A student post from The Workshop 12*
“I don’t take Latin — what does that even mean?”
As I sat on my bus back to Andover from winter break upper year, I followed the Washington Post’s coverage of protests outside of the Supreme Court during the Dobbs v. Jackson oral arguments. The bus ride was long, and I was bored, so I figured why not Google a bit more about what was going on?
My Safari tabs quickly grew, an accumulation of all my questions and the rabbit holes I began to go down. I supplemented these searches with a Notes document in my phone to keep track of the information I was learning. The top of the document outlines one of the most important — though simple — phrases I learned in my few hours of research: stare decisis. It’s Latin, and not at all indicative of its meaning (if you, like me, do not have a background in the language). It was the term that made me question why I was never taught these legal phrases in my history classes, or why no one was providing information about legal cases that was accessible to those with varying literacy levels.
My project, the Repro Health Library serves as a tool for me to answer the questions no one has yet answered for me. Learning about the intricacies of stare decisis alone and how integral precedent is to our common law system only widened the information gap between me and others. Others who might not have access to the technology required to research their rights or the literacy to understand the information that they would come across.

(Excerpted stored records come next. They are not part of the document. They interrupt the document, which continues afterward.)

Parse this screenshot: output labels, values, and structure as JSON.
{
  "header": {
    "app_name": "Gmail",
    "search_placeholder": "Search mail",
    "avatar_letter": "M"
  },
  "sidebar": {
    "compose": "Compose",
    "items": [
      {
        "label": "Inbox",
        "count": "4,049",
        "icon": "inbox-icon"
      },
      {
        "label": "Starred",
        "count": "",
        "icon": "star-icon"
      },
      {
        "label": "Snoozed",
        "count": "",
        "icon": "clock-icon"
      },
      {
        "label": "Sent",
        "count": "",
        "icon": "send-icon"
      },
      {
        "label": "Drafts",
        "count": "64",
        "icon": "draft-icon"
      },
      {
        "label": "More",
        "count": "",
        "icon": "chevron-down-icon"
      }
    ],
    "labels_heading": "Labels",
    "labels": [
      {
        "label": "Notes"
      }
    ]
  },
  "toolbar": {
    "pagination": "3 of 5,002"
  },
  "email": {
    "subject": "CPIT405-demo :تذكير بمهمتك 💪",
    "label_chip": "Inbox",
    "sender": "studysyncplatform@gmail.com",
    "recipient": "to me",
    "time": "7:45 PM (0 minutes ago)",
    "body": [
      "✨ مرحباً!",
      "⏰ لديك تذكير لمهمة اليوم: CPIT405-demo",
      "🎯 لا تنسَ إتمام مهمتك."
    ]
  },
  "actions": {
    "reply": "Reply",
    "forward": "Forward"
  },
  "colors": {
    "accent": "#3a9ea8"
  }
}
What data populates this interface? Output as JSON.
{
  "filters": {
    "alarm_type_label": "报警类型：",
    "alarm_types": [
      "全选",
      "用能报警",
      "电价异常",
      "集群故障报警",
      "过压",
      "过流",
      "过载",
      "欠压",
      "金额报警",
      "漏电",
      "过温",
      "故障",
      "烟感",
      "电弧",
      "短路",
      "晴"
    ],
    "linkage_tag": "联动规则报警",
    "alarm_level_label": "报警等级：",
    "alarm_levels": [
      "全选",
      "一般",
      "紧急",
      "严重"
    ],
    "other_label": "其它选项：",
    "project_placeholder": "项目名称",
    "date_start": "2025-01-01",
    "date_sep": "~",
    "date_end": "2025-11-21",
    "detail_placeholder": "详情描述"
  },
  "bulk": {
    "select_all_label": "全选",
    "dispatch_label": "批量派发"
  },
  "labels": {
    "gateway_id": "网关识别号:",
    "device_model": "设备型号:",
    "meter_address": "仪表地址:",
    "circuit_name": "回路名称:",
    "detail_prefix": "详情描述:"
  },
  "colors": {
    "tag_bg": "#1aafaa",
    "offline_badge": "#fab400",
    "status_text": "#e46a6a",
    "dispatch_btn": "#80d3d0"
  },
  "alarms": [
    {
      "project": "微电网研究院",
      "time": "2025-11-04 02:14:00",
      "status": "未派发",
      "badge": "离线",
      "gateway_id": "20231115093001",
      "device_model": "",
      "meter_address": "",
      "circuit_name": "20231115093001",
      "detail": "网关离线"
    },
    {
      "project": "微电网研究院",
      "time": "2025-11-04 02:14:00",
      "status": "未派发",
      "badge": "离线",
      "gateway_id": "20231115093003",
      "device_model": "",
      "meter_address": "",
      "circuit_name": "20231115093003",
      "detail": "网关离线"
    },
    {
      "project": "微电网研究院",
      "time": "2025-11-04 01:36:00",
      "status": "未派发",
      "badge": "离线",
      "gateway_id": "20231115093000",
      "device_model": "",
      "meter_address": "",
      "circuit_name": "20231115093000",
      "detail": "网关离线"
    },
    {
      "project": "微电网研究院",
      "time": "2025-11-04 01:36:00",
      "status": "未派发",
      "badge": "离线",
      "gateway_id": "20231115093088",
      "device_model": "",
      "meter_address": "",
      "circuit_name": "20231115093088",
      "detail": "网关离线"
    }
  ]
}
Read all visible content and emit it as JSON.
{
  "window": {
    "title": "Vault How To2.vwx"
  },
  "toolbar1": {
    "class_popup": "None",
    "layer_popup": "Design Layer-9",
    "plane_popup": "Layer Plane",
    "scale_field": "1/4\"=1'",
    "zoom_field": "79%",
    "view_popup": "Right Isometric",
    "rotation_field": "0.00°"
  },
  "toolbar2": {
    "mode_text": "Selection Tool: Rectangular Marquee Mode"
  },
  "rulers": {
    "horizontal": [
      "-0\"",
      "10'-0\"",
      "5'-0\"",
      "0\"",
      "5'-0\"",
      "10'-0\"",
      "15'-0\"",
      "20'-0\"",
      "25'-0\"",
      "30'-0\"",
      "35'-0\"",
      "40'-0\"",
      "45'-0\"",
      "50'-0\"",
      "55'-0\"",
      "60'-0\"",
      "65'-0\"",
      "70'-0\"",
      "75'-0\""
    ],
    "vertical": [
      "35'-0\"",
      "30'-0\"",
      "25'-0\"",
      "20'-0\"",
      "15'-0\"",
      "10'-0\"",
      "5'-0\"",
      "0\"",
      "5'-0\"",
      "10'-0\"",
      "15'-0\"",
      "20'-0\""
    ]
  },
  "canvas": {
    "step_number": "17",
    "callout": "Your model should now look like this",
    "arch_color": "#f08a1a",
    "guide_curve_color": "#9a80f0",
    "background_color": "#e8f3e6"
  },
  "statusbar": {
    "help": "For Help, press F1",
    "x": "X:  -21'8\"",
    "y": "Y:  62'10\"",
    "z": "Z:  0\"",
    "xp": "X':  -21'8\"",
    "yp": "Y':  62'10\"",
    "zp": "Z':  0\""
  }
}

As time went on, my desire to increase information accessibility transformed before my eyes. I went from wanting to make an informational pamphlet to reimagining how zines could be the perfect physical artifact for my Workshop project. But what would happen after someone reads my zine? How would I really play a part in addressing both the digital divide and information access gap between communities? I inched toward website building and, every day, woke up with a new dream for this “library.” Studies I read about mHealth (mobile health) and m4RH (mobile for reproductive health) guided me down a text bot path and, with the blink of an eye, my plan was bigger than me.